In conducting research, being virtual can lead to faulty conclusions. This phenomenon is conveniently referred to as bias. Researcher bias happens when someone conducting a study influences the research findings based on their own expected outcomes. During my program I learned two new things about researcher bias. First, I learned that that the bias can happen intentionally a phenomenon known as an intentional research bias. For instance, an intentional researcher bias might be conducting a survey which poses the question “What is the appropriate self-management for diabetes” and offers choices of lifestyle changes and sleeping. Here the researcher intentionally creates a survey where there is only one reasonable answer. Secondly I learned about unintentional researcher bias which occurs as a due to lack of experience and understanding or from poor research design. For example a psychologists who wants to learn about children behavior and fills a room with toys, art supplies and a television then asks a sample population of children to go in and spend some time.

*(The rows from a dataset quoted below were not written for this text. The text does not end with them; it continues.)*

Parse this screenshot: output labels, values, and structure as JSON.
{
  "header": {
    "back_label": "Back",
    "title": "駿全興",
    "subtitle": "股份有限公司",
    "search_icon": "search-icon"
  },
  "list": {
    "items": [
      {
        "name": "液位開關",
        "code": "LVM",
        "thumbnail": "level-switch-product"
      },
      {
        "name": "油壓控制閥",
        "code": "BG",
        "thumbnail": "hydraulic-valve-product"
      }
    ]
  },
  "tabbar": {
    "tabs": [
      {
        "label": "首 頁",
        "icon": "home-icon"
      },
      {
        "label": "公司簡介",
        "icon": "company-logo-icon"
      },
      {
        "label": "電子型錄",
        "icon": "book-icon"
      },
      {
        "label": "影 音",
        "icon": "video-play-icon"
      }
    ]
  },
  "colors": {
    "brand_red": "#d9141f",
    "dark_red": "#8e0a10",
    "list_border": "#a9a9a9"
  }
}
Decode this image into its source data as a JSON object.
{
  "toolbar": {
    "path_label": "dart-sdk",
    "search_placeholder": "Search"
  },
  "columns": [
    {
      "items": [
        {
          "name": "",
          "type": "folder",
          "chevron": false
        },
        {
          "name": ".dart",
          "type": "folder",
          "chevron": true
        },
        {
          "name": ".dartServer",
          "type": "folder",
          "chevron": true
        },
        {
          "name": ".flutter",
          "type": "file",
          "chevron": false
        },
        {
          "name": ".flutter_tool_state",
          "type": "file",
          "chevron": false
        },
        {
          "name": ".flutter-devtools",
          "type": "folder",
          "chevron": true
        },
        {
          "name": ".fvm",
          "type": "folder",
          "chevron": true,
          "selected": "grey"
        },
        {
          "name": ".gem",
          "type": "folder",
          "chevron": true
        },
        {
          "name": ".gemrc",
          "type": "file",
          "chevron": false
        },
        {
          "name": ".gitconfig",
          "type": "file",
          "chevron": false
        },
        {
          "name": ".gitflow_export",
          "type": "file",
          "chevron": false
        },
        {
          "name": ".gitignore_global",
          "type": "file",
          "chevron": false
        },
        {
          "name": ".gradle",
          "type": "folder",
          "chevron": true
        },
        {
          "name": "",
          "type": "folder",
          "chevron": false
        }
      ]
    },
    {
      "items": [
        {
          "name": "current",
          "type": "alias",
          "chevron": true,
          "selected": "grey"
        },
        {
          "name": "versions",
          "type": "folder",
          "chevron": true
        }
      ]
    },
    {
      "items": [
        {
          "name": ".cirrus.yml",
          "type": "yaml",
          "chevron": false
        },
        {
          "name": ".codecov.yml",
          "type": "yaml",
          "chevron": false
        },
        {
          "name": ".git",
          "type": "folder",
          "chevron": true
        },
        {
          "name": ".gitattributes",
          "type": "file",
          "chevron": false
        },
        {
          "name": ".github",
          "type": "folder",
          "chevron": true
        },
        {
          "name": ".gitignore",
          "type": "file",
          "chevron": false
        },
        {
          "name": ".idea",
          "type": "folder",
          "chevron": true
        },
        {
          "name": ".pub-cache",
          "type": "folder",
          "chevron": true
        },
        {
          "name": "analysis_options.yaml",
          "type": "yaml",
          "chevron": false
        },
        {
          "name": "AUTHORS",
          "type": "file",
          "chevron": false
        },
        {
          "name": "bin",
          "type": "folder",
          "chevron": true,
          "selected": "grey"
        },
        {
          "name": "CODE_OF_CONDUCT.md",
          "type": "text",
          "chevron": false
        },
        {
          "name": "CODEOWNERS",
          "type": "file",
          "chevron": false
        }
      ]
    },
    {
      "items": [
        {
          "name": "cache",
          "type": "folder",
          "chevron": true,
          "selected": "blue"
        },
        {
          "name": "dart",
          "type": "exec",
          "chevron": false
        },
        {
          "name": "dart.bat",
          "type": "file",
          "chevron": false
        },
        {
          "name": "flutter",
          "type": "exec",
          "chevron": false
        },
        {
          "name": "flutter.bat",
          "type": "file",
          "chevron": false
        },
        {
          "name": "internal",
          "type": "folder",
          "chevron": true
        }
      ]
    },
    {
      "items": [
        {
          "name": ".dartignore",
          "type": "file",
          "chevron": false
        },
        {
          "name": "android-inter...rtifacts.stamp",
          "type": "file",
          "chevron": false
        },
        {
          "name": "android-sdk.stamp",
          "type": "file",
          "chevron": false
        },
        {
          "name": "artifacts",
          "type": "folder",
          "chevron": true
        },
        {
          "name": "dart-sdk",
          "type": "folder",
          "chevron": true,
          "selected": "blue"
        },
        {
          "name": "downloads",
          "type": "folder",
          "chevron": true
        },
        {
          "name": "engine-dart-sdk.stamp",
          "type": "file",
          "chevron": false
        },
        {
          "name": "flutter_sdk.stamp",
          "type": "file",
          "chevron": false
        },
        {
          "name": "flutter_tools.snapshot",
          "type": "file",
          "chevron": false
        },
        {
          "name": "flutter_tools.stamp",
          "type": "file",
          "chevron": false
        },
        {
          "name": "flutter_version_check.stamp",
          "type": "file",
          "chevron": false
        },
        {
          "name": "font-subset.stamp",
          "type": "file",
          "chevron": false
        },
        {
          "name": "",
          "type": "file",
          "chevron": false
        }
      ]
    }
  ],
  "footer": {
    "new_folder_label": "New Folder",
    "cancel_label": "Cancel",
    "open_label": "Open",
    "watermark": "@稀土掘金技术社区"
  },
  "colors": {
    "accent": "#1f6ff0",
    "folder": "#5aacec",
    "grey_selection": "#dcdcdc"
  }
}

Although the privileges which the psychologist provide are likely to be things which children enjoy, their choices are limited and the psychologist may not learn the exact behavior of the children.
Publication bias occurs when studies with positive results are likely to be published and they tend to be pushed faster compared to studies with negative findings. It is caused by withholding results from publication which may be intentional or unintentional. Over the course of my learning I have learned that publication bias may also involve citation bias which involves finding literature sources by scanning reference from published literature. I also learned that exclusion barriers also includes language bias which involves exclusion of foreign language studies in an individual’s analysis.
This new information about researcher bias and publication bias affected my opinion about the research processes. This new information broadened my knowledge base about how to accurately and correctly interpret the information and to study data with outside influence or bias.